Strength Training for Combat- Easy way to keep your teeth
Mount, Side control, close guard, sweeps, chokes, arm bars, leg locks, underhooks, double under take downs – does this sound all familiar to you? If it does, make sure you continue reading because in this 5-part series I will be covering all things BJJ and physical performance.
BJJ has to be one of the most physically demanding sports, and the top athletes possess an array of physical qualities to ensure they perform at the highest level on the mats. Some of these qualities include, flexibility, power endurance, quick reflexes, strength, strength endurance and a high level of aerobic fitness.
One of the main qualities and one that provides the foundation to improving other physical qualities is Strength.
When any athlete develops strength, they will see a positive transfer to their speed and endurance. On the other hand, a strength program designed to just improve maximal strength will negatively affect aerobic fitness and skills training. Similarly, a training program designed exclusively to aerobic endurance or skills training will negatively impact strength and therefore power development.
Some/not all grapplers get caught up in the mindset of exclusively training on the mats and neglecting any form of Strength or Conditioning training. This results in a higher risk of injury as stronger athletes are able to withstand more force/impact and are able to produce MORE FORCE RAPIDLY = POWER. This is not to say that you must spend hours on in lifting a barbell, their needs to be a balance to ensure the athlete is performing and ticking off all aspects in their training.
Today ill cover one of the most underutilised exercises in the S&C world, but one that provides the biggest bang for your buck for any grappling athlete; the ZERCHER SQUAT.
This squat variation is often overlooked as it may seem uncomfortable. However, the zercher variation has got to be one of my favourite squat variations as it provides a huge carry over to the combat world.

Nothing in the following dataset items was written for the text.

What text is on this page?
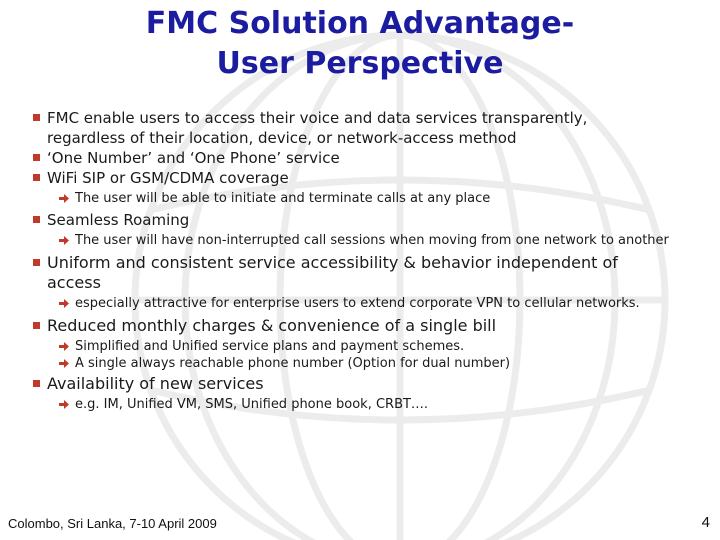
FMC Solution Advantage-
User Perspective
FMC enable users to access their voice and data services transparently, regardless of their location, device, or network-access method
‘One Number’ and ‘One Phone’ service
WiFi SIP or GSM/CDMA coverage
The user will be able to initiate and terminate calls at any place
Seamless Roaming
The user will have non-interrupted call sessions when moving from one network to another
Uniform and consistent service accessibility & behavior independent of access
especially attractive for enterprise users to extend corporate VPN to cellular networks.
Reduced monthly charges & convenience of a single bill
Simplified and Unified service plans and payment schemes.
A single always reachable phone number (Option for dual number)
Availability of new services
e.g. IM, Unified VM, SMS, Unified phone book, CRBT….
Colombo, Sri Lanka, 7-10 April 2009	4
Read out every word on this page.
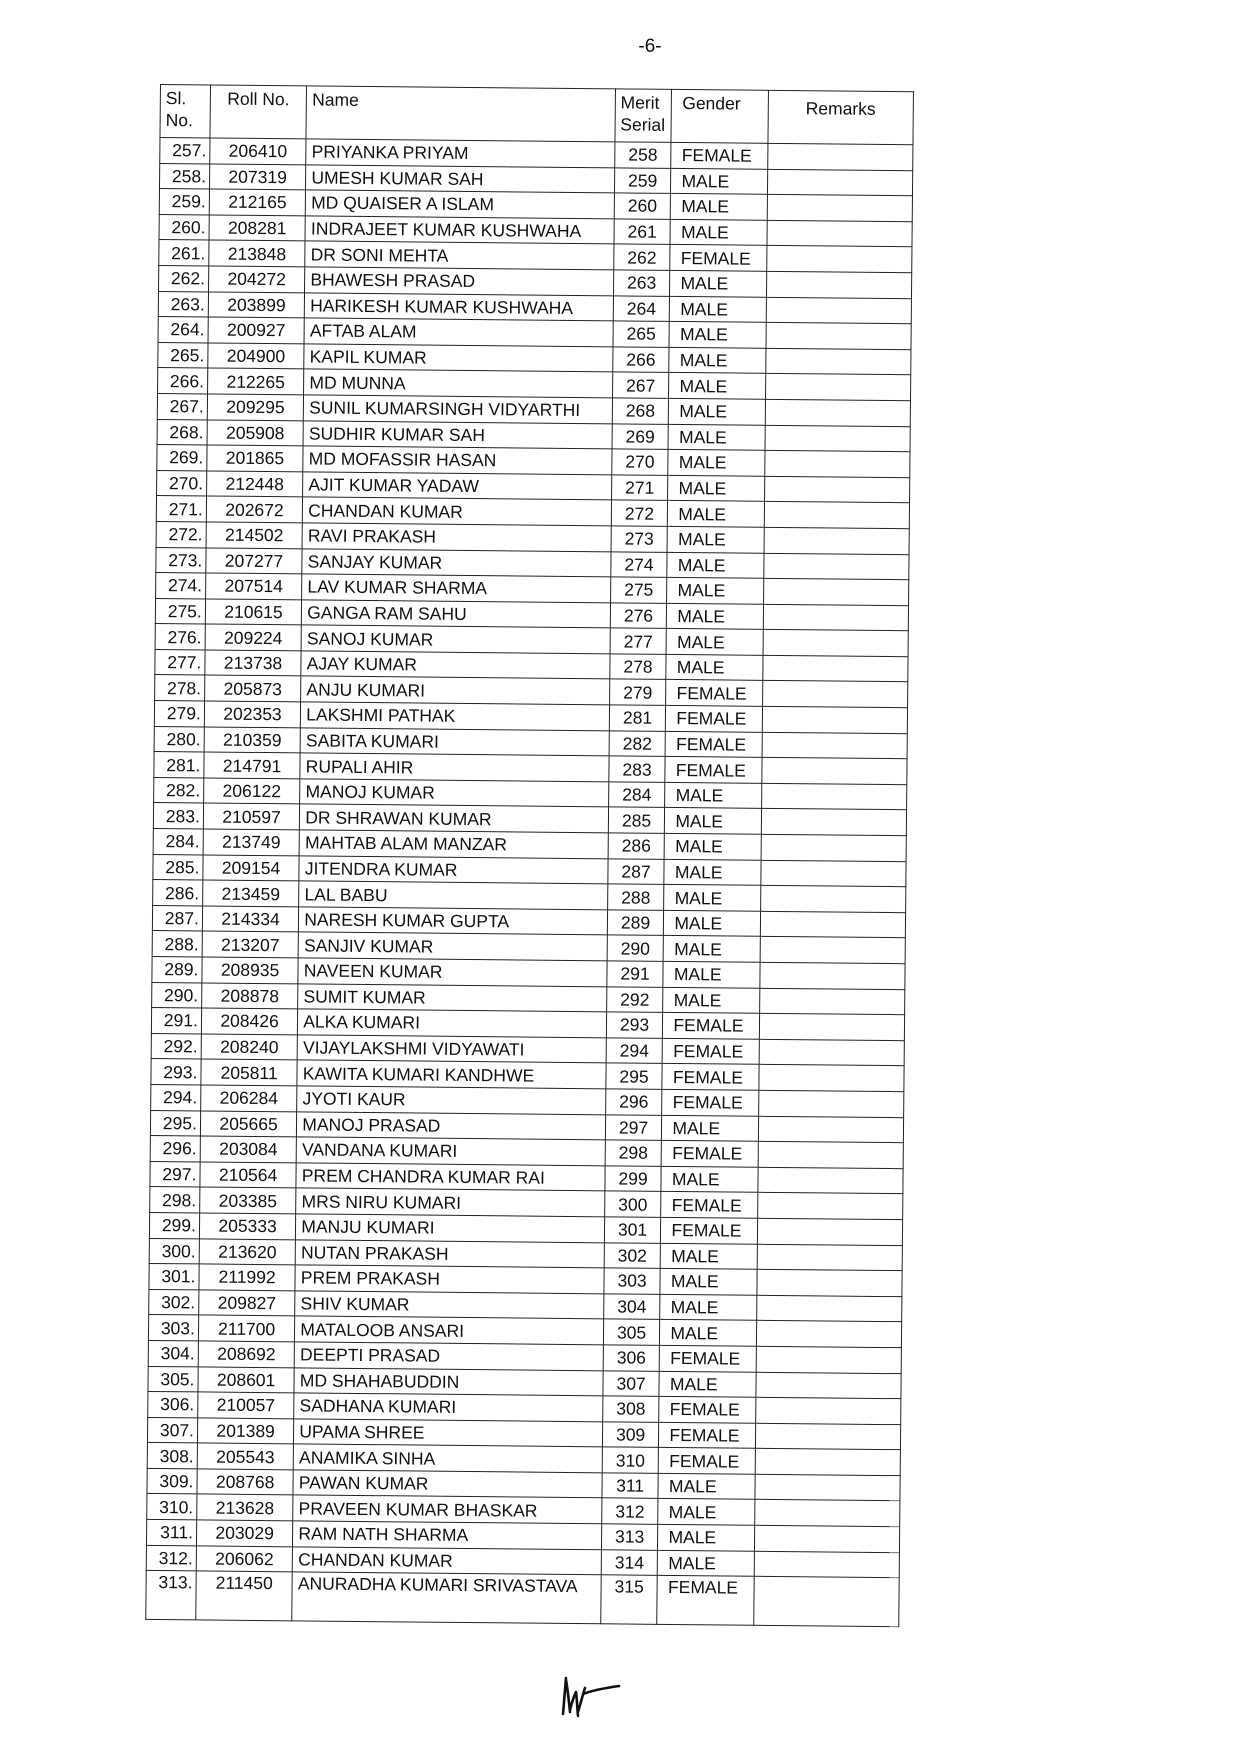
-6-
Sl. No.	Roll No.	Name	Merit Serial	Gender	Remarks
257.	206410	PRIYANKA PRIYAM	258	FEMALE	
258.	207319	UMESH KUMAR SAH	259	MALE	
259.	212165	MD QUAISER A ISLAM	260	MALE	
260.	208281	INDRAJEET KUMAR KUSHWAHA	261	MALE	
261.	213848	DR SONI MEHTA	262	FEMALE	
262.	204272	BHAWESH PRASAD	263	MALE	
263.	203899	HARIKESH KUMAR KUSHWAHA	264	MALE	
264.	200927	AFTAB ALAM	265	MALE	
265.	204900	KAPIL KUMAR	266	MALE	
266.	212265	MD MUNNA	267	MALE	
267.	209295	SUNIL KUMARSINGH VIDYARTHI	268	MALE	
268.	205908	SUDHIR KUMAR SAH	269	MALE	
269.	201865	MD MOFASSIR HASAN	270	MALE	
270.	212448	AJIT KUMAR YADAW	271	MALE	
271.	202672	CHANDAN KUMAR	272	MALE	
272.	214502	RAVI PRAKASH	273	MALE	
273.	207277	SANJAY KUMAR	274	MALE	
274.	207514	LAV KUMAR SHARMA	275	MALE	
275.	210615	GANGA RAM SAHU	276	MALE	
276.	209224	SANOJ KUMAR	277	MALE	
277.	213738	AJAY KUMAR	278	MALE	
278.	205873	ANJU KUMARI	279	FEMALE	
279.	202353	LAKSHMI PATHAK	281	FEMALE	
280.	210359	SABITA KUMARI	282	FEMALE	
281.	214791	RUPALI AHIR	283	FEMALE	
282.	206122	MANOJ KUMAR	284	MALE	
283.	210597	DR SHRAWAN KUMAR	285	MALE	
284.	213749	MAHTAB ALAM MANZAR	286	MALE	
285.	209154	JITENDRA KUMAR	287	MALE	
286.	213459	LAL BABU	288	MALE	
287.	214334	NARESH KUMAR GUPTA	289	MALE	
288.	213207	SANJIV KUMAR	290	MALE	
289.	208935	NAVEEN KUMAR	291	MALE	
290.	208878	SUMIT KUMAR	292	MALE	
291.	208426	ALKA KUMARI	293	FEMALE	
292.	208240	VIJAYLAKSHMI VIDYAWATI	294	FEMALE	
293.	205811	KAWITA KUMARI KANDHWE	295	FEMALE	
294.	206284	JYOTI KAUR	296	FEMALE	
295.	205665	MANOJ PRASAD	297	MALE	
296.	203084	VANDANA KUMARI	298	FEMALE	
297.	210564	PREM CHANDRA KUMAR RAI	299	MALE	
298.	203385	MRS NIRU KUMARI	300	FEMALE	
299.	205333	MANJU KUMARI	301	FEMALE	
300.	213620	NUTAN PRAKASH	302	MALE	
301.	211992	PREM PRAKASH	303	MALE	
302.	209827	SHIV KUMAR	304	MALE	
303.	211700	MATALOOB ANSARI	305	MALE	
304.	208692	DEEPTI PRASAD	306	FEMALE	
305.	208601	MD SHAHABUDDIN	307	MALE	
306.	210057	SADHANA KUMARI	308	FEMALE	
307.	201389	UPAMA SHREE	309	FEMALE	
308.	205543	ANAMIKA SINHA	310	FEMALE	
309.	208768	PAWAN KUMAR	311	MALE	
310.	213628	PRAVEEN KUMAR BHASKAR	312	MALE	
311.	203029	RAM NATH SHARMA	313	MALE	
312.	206062	CHANDAN KUMAR	314	MALE	
313.	211450	ANURADHA KUMARI SRIVASTAVA	315	FEMALE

Here’s why…..
The primary muscle groups include: quadriceps, hamstrings, glute complex (maximus, medius, minimus)
The secondary muscle groups include: anterior and posterior core musculature, Rear deltoids, rhomboids, latissimus dorsi
The bar positioning forces you to use the upper back in order to maintain a neutral spine whilst driving and pushing the ground away during the squat.
This transfers directly into any double under takedowns
Escaping a close guard in a standing position whilst being held with a collar grip.
Most grappling sport athletes are either a) tight in the hips or b) weak in the posterior chain due to their sport specific training.
The zercher squat addresses both of these issues by forcing the athlete to control load in deep hip flexion and using the glutes to drive out of the bottom position of the squat.
1 – un-rack bar at sternum level
2- find your preferred squat stance
3 – spread the ground apart with your feet
4 – push the ground away
**drive your fists to the ceiling and show off your logo on your shirt to maintain your torso position during the entire movement.
**Go as deep as your hip and ankle mobility allows you to.